When Luxembourg’s new law governing space mining comes into force on Tuesday, the country will already be working to make the science-fiction-sounding mission a reality, the deputy prime minister said.
The legislation will make Luxembourg the first country in Europe to offer a legal framework to ensure that private operators can be confident about their rights over resources they extract in space.
The law is based on the premise that space resources are capable of being owned by individuals and private companies and establishes the procedures for authorizing and supervising space exploration missions.
“When I launched the initiative a year ago, people thought I was mad,” Etienne Schneider told Reuters.

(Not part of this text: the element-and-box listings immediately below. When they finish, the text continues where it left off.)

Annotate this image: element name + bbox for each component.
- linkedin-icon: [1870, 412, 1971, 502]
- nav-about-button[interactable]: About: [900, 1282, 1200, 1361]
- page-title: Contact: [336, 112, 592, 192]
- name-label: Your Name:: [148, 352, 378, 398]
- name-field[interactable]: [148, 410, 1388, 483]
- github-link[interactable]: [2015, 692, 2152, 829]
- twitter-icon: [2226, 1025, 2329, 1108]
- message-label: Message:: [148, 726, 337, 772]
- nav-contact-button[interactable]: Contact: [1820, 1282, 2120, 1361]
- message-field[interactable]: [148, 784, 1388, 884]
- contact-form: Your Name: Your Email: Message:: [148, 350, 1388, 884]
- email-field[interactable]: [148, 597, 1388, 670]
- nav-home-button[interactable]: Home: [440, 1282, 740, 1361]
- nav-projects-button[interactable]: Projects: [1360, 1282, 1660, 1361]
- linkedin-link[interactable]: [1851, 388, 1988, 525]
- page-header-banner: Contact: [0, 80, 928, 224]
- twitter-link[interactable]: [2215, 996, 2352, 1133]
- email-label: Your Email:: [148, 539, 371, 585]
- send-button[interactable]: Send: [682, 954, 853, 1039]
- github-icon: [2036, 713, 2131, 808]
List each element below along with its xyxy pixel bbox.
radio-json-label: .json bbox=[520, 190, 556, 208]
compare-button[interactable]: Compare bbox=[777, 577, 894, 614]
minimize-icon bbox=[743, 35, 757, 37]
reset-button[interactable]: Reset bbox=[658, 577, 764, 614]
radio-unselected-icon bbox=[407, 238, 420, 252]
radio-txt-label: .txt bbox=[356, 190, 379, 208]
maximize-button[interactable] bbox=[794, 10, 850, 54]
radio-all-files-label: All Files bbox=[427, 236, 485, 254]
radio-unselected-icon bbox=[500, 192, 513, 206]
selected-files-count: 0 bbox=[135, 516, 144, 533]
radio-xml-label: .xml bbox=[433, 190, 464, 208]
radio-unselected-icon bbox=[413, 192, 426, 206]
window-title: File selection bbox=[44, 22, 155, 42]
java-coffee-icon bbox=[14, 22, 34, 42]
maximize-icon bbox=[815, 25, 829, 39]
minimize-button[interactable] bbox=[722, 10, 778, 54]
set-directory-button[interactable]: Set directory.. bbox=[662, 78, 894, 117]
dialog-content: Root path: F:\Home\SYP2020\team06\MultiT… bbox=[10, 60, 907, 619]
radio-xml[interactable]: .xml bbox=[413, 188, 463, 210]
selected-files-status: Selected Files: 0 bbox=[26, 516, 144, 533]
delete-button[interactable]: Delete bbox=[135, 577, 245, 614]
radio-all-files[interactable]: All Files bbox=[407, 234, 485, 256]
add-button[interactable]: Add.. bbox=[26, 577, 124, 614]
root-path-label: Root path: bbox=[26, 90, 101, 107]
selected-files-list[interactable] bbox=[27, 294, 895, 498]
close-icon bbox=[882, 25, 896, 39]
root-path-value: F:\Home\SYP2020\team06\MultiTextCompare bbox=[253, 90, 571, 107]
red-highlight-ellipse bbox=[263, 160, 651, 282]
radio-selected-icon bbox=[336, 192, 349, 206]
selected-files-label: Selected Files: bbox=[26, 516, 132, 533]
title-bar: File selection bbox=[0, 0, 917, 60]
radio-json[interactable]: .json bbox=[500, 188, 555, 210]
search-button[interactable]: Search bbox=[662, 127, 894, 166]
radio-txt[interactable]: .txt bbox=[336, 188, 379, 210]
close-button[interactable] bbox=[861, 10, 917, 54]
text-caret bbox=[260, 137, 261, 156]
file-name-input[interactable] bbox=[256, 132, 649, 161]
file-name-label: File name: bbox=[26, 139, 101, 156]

“But for us, we see it as a business that has return on investment in the short-term, the medium-term, and the long-term,” said Schneider, who is also Luxembourg’s economy minister.
Luxembourg in June 2016 set aside 200 million euros ($229 million) to fund initiatives aimed at bringing back rare minerals from space.
While that goal is at least 15 years off, new technologies are already creating markets that space mining could supply, said Schneider.
He said firms could soon make carrying materials to refuel or repair satellites economically feasible or supply raw materials to the 3-D printers now being tested on the International Space Station.
Lifting each kilogram of mass from Earth to orbit costs between 10,000 and 15,000 euros ($11,000 to $18,000), according to Schneider, but firms could cut these costs by recycling the debris of old satellites and rocket parts floating in space.
The small European country, best known for its fund management and private banking sector, will on Tuesday begin the work of making such deals, with the security of a legal framework in place, said Schneider.
Luxembourg has already managed to attract significant interest from pioneers in the field such as U.S. operators Planetary Resources and Deep Space Industries, and aims to attract research and development projects to set up there.
A similar package of laws was introduced in the United States in 2015 but only applies to companies majority owned by Americans, while Luxembourg’s laws will only require the company to have an office in the country.
“I am already in discussions with fund owners for more than 1 billion euros which they want to dedicate to space exploration over here in Luxembourg,” Schneider said. “In 10 years, I’m quite sure that the official language in space will be Luxembourgish.”